TEMPO.CO, Jakarta - Presiden Direktur PT Hyundai Mobil Indonesia (HMI) Mukiat Sutikno menilai harmonisasi tarif pajak kendaraan bermotor paling efektif untuk mendongkrak pasar sedan di dalam negeri.
"Tanpa itu sedan sudah kehilangan satu daya saing, yakni harga," kata Mukiat, Kamis 22 Februari 2018.
Hyundai memiliki beberapa model impor yang dipasarkan di Indonesia, seperti Sonata 2.5 AT, Coupe 2.7 AT, Genesis 3,8 AT, dan Veloster 1,6 AT. Akan tetapi sepanjang tahun lalu, hanya model Sonata yang mencatat angka penjualan. Itu pun hanya 4 unit.
Baca: Begini Strategi Hyundai untuk Menguasai Segmen Taksi Premium
Mukiat mengatakan penurunan pajak akan membuat sedan termasuk Hyundai dilirik oleh konsumen otomotif Indonesia. “Kalau di luar hal tersebut sepertinya tidak,” katanya.

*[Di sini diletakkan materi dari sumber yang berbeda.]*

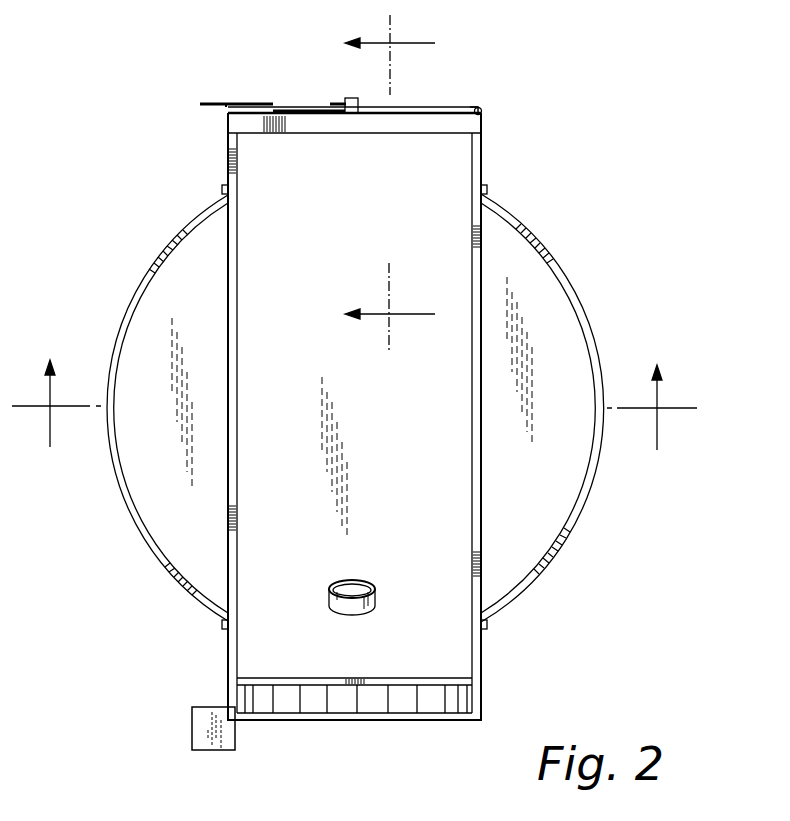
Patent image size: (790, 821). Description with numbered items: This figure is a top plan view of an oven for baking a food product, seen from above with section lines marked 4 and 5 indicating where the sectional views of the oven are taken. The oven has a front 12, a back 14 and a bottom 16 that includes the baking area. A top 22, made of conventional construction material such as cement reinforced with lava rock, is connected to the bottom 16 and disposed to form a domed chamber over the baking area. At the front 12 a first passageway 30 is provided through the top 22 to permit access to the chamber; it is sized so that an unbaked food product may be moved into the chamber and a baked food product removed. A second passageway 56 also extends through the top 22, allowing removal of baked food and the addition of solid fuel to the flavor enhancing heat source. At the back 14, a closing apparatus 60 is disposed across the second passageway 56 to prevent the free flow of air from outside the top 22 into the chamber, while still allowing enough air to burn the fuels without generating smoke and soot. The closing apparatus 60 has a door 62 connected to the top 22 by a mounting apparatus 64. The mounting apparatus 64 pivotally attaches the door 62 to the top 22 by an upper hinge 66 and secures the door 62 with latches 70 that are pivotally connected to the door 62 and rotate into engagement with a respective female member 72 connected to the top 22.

The front 12 is at (228, 660).
The back 14 is at (481, 128).
The bottom 16 is at (517, 596).
The top 22 is at (158, 303).
The first passageway 30 is at (470, 700).
The second passageway 56 is at (228, 147).
The closing apparatus 60 is at (452, 103).
The door 62 is at (287, 107).
The mounting apparatus 64 is at (480, 110).
The upper hinge 66 is at (482, 111).
The latch 70 is at (208, 103).
The female member 72 is at (227, 104).
The section line 4- 4 is at (354, 405).
The section line 5- 5 is at (390, 181).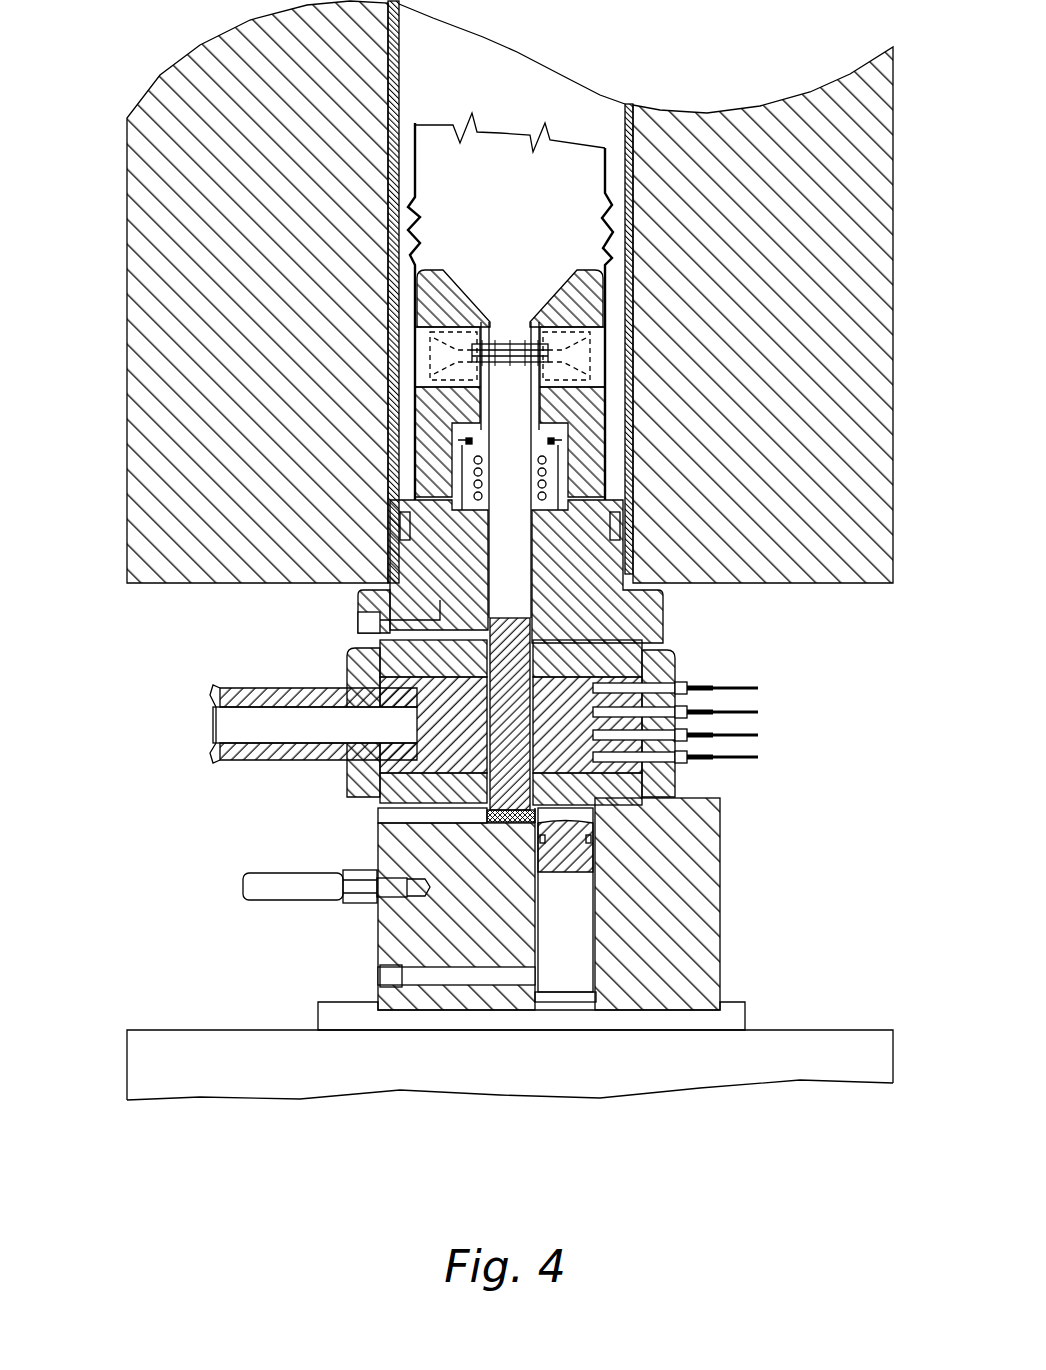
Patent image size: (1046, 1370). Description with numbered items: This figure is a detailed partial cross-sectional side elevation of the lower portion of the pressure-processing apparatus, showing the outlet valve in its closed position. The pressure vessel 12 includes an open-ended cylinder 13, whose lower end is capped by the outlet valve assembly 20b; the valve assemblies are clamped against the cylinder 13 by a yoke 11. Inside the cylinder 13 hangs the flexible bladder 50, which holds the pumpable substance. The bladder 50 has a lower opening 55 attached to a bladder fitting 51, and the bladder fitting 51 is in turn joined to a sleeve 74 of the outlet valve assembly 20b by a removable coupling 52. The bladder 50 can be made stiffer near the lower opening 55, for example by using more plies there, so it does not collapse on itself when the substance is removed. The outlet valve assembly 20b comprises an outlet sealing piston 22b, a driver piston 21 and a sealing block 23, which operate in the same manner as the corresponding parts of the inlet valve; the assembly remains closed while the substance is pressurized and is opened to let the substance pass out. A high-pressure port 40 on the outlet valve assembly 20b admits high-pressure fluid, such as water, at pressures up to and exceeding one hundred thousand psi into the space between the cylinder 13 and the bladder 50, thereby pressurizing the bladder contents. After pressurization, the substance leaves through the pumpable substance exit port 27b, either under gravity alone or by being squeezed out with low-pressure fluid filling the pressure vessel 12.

Dia menambahkan pemerintah bisa mempertimbangkan memberlakukan penurunan pajak bagi pabrikan yang memiliki komitmen untuk melakukan perakitan lokal. Namun, tidak perlu mensyaratkan penggunaan komponen lokal sebesar Kendaraan Bermotor Harga Murah dan Hemat Bahan Bakar (KBH2).
“Karena tetap kena PPnBM, tapi cuma dikurangi saja,” kata Mukiat.
Berdasarkan Peraturan Menteri Keuangan Nomor 37/2017, pemerintah membedakan Pajak Penjualan atas Barang Mewah (PPnBM) sedan atau station wagon dengan kendaraan bermotor lain. Sedan berkubikasi mesin hingga 1.500 cc dikenai pajak sebesar 30 persen, sedangkan kubikasi mesin 1.500 cc sampai dengan 3.000 cc 40 persen. Tarif pajak tertinggi, yakni sebesar 125 persen diberikan kepada sedan dengan kapasitas mesin di atas 3.000 cc.
Baca: Perpajakan Sedan Akan Direvisi, Hyundai Kaji Perakitan Lokal
Tarif pajak tersebut jauh berbeda dengan jenis kendaraan lain yang memiliki kubikasi mesin kurang dari 1.500 cc sampai dengan 2.500 cc. Kendaraan selain sedan dikenai PPnBM sebesar 10 persen —20 persen.